# logging
## wechat_challenge setup_logging()
logging类是非常重要的一种打印输出的手法。在深度学习中，需要打印的有acc,loss,time,等等参数
最好按组输出训练参数，并且分组计算acc或者计算别的方法

In [1]:
import logging
import time

import torch

In [None]:
def setup_logging():
    logging.basicConfig(format='%(asctime)s - %(levelname)s - %(message)s',
                        datefmt='%Y-%m-%d %H:%M:%S',
                        level=logging.INFO)
    logger = logging.getLogger(__name__)

    return logger

# build_optimizer
## wechat_challenge build_optimizer

我个人一直有一个疑惑就是optimizer和训练的输出应当如何控制 如何去编写一个训练过程控制器
- build_optimizer 类里卖弄包含了bias和layernorm.weight
- optimizer使用了AdamW初始化 scheduler
- 返回optimizer和scheduler

In [None]:
from transformers import AdamW, get_linear_schedule_with_warmup
def build_optimizer(args, model):
    no_decay = ['bias', 'LayerNorm.weight']
    optimizer_grouped_parameters = [
        {'params': [p for n, p in model.named_parameters() if not any(nd in n for nd in no_decay)],
         'weight_decay': args.weight_decay},
        {'params': [p for n, p in model.named_parameters() if any(nd in n for nd in no_decay)],
         'weight': 0.0}
    ]
    # 在这里使用了transformer初始方式
    optimizer = AdamW(optimizer_grouped_parameters, lr=args.learning_rate, eps=args.adam_epsilon)
    scheduler = get_linear_schedule_with_warmup(optimizer, num_warmup_steps=args.warmup_steps,
                                                num_training_steps=args.max_steps)
    return optimizer, scheduler

In [None]:
# AdamW 初始方式函数
class AdamW(Optimizer):
    """
    Implements Adam algorithm with weight decay fix as introduced in [Decoupled Weight Decay
    Regularization](https://arxiv.org/abs/1711.05101).

    Parameters:
        params (`Iterable[nn.parameter.Parameter]`):
            Iterable of parameters to optimize or dictionaries defining parameter groups.
        lr (`float`, *optional*, defaults to 1e-3):
            The learning rate to use.
        betas (`Tuple[float,float]`, *optional*, defaults to (0.9, 0.999)):
            Adam's betas parameters (b1, b2).
        eps (`float`, *optional*, defaults to 1e-6):
            Adam's epsilon for numerical stability.
        weight_decay (`float`, *optional*, defaults to 0):
            Decoupled weight decay to apply.
        correct_bias (`bool`, *optional*, defaults to `True`):
            Whether or not to correct bias in Adam (for instance, in Bert TF repository they use `False`).
        no_deprecation_warning (`bool`, *optional*, defaults to `False`):
            A flag used to disable the deprecation warning (set to `True` to disable the warning).
    """

    def __init__(
        self,
        params: Iterable[nn.parameter.Parameter],
        lr: float = 1e-3,
        betas: Tuple[float, float] = (0.9, 0.999),
        eps: float = 1e-6,
        weight_decay: float = 0.0,
        correct_bias: bool = True,
        no_deprecation_warning: bool = False,
    ):
        if not no_deprecation_warning:
            warnings.warn(
                "This implementation of AdamW is deprecated and will be removed in a future version.
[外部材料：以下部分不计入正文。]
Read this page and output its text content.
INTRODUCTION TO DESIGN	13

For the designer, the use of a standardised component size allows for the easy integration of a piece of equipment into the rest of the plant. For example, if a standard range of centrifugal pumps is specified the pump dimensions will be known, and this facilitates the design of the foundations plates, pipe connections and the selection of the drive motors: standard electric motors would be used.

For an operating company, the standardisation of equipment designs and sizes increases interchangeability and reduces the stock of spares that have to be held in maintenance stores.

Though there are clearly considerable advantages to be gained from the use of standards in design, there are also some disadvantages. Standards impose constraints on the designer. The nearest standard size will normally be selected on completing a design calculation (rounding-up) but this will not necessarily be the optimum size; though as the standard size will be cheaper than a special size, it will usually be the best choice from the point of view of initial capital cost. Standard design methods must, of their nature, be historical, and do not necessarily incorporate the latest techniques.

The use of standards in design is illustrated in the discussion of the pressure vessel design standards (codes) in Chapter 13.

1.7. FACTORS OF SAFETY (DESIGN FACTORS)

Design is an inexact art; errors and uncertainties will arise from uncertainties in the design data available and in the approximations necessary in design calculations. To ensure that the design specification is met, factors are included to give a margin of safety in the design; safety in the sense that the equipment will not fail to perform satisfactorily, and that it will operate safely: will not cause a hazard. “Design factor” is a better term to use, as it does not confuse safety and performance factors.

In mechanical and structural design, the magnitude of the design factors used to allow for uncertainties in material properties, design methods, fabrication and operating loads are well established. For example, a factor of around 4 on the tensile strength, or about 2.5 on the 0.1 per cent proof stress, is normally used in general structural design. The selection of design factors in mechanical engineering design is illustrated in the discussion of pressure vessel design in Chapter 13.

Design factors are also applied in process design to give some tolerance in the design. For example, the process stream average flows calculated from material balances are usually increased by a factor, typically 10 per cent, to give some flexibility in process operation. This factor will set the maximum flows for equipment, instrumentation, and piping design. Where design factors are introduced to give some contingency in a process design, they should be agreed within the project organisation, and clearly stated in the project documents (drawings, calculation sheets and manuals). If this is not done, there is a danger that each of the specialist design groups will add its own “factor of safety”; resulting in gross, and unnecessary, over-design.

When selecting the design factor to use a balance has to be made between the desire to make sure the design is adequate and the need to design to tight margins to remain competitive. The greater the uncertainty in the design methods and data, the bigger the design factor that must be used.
Use the"
                " PyTorch implementation torch.optim.AdamW instead, or set `no_deprecation_warning=True` to disable this warning",
                FutureWarning,
            )
        require_version("torch>=1.5.0")  # add_ with alpha
        if lr < 0.0:
            raise ValueError(f"Invalid learning rate: {lr} - should be >= 0.0")
        if not 0.0 <= betas[0] < 1.0:
            raise ValueError(f"Invalid beta parameter: {betas[0]} - should be in [0.0, 1.0)")
        if not 0.0 <= betas[1] < 1.0:
            raise ValueError(f"Invalid beta parameter: {betas[1]} - should be in [0.0, 1.0)")
        if not 0.0 <= eps:
            raise ValueError(f"Invalid epsilon value: {eps} - should be >= 0.0")
        defaults = dict(lr=lr, betas=betas, eps=eps, weight_decay=weight_decay, correct_bias=correct_bias)
        super().__init__(params, defaults)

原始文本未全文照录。